My first day back at LifeWay Church Resources, after having been away for three years, I was called to the Vice President’s Office. Eric Geiger had a dream, a dream to create a series of resources that would give the church what she needed to make disciples that makes disciples. I was given oversight of this amazing project.
The journey to create this series of interactive studies was one like I had never seen before. Below you’ll see the story describing the process that was used. At the end of the description you’ll find a link to the webpage where you can learn more about the series.
The Disciples Path series was created by disciple makers for disciple makers. Fifteen disciple making church leaders were recruited to conclude what would be needed to instill the doctrines, biblical understandings, and principles and practices of a growing disciple… a mature disciple that would then make disciples. This group included church leaders from various ministry areas and traditions. The personalities that joined us in this endeavor were, Allan Taylor (FBC Woodstock, Woodstock, Georgia), Heather Zempel (National Community Church, Washington, D.C.), Jonathan Dodson (City Life Church, Austin, Texas), Ben Reed (Saddleback Church, Lake Forest, California), Rod Dempsey (Thomas Road Baptist Church, Lynchburg, Virginia), Craig Etheredge (First Baptist Church, Colleyville, Texas), Carolyn Taketa (Calvary Community Church, Westlake Village, California), Josh Howerton (The Bridge, Spring Hill, Tennessee) Eddie Mosley (LifePoint Church, Smyrna, Tennessee), Eddy Pearson (Arizona Baptist Convention), Steve Layton (Brentwood Baptist Church, Brentwood, Tennessee), Ms. Chuan Anderson (First Baptist Church, Palm Coast, Florida), Jim Shaddix (The Church at Brook Hills, Birmingham, Alabama), and Steven Rummage (Bell Shoals Baptist Church, Brandon, Florida).
When these discipleship experts were gathered together in one room, the environment was electric. Biblical expectations of a disciple, Jesus’ model of disciple making, personal experiences in disciple making, even personal biases became part of the conversation.

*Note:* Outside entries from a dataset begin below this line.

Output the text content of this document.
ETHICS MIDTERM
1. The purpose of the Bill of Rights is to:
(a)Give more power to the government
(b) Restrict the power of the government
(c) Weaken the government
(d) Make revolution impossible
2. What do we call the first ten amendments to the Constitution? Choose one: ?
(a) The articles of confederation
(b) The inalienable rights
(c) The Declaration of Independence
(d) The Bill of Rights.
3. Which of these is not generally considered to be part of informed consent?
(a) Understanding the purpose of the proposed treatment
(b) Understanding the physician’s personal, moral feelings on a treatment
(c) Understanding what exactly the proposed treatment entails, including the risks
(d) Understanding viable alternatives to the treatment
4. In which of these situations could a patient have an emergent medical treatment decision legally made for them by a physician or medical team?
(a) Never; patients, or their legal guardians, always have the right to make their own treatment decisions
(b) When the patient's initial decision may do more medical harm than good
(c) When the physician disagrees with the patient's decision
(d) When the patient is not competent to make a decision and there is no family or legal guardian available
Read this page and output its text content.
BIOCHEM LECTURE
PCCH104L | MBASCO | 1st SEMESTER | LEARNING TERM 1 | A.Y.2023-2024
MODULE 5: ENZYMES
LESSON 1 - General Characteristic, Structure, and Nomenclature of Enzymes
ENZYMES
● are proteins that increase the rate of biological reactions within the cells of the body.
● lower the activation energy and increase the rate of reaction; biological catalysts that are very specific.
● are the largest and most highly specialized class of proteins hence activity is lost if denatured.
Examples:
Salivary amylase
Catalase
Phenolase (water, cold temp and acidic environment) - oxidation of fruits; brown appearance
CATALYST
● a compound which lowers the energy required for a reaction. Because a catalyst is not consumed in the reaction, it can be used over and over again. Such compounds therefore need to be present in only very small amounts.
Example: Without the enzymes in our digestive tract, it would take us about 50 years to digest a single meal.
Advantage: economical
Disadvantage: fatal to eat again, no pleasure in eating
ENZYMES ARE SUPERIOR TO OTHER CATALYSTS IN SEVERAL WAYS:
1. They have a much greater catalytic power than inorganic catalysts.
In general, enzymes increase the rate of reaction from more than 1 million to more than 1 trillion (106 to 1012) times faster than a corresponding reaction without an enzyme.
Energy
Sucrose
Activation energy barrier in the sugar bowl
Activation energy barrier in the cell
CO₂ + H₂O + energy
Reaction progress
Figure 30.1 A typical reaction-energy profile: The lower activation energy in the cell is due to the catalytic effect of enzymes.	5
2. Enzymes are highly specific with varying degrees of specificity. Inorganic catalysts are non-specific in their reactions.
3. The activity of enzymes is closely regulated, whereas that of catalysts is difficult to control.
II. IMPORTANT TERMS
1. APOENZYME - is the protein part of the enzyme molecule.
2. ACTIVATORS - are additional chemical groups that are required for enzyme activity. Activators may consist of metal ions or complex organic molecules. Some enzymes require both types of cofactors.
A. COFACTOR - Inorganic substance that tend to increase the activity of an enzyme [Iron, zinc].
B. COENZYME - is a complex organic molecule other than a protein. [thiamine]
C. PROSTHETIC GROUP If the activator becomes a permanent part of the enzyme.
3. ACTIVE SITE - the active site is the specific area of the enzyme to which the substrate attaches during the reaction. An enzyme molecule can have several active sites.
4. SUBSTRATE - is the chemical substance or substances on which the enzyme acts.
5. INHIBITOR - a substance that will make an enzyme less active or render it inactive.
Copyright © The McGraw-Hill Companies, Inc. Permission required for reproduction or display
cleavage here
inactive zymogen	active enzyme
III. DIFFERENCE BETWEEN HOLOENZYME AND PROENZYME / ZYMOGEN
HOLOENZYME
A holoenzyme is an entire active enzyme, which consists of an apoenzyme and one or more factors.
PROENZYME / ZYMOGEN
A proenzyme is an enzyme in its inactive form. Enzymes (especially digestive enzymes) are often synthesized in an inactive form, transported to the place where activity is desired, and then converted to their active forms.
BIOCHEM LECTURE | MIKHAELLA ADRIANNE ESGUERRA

A natural pruning took place as many, many ideals were verbalized, translated, evaluated, and siphoned through so that the team ended up with a list of disciple making principles and practices that are not only biblical but practical.
But these experts did much more than simply conclude the principles and practices that would be utilized. These senior pastors, education ministers, small group pastors, collegiate ministers, and discipleship pastors concluded what studies would be needed, what sessions would be included in each study, as well as the format that each study would utilize. And, so that there would be consistency and passionate disciple makers creating these resources, each session was written by one of these passionate, knowledgeable, disciple making church leaders.
The outcome is a series of studies that, when used as suggested, is a powerful tool in the toolbox of anyone willing to disciple another believer.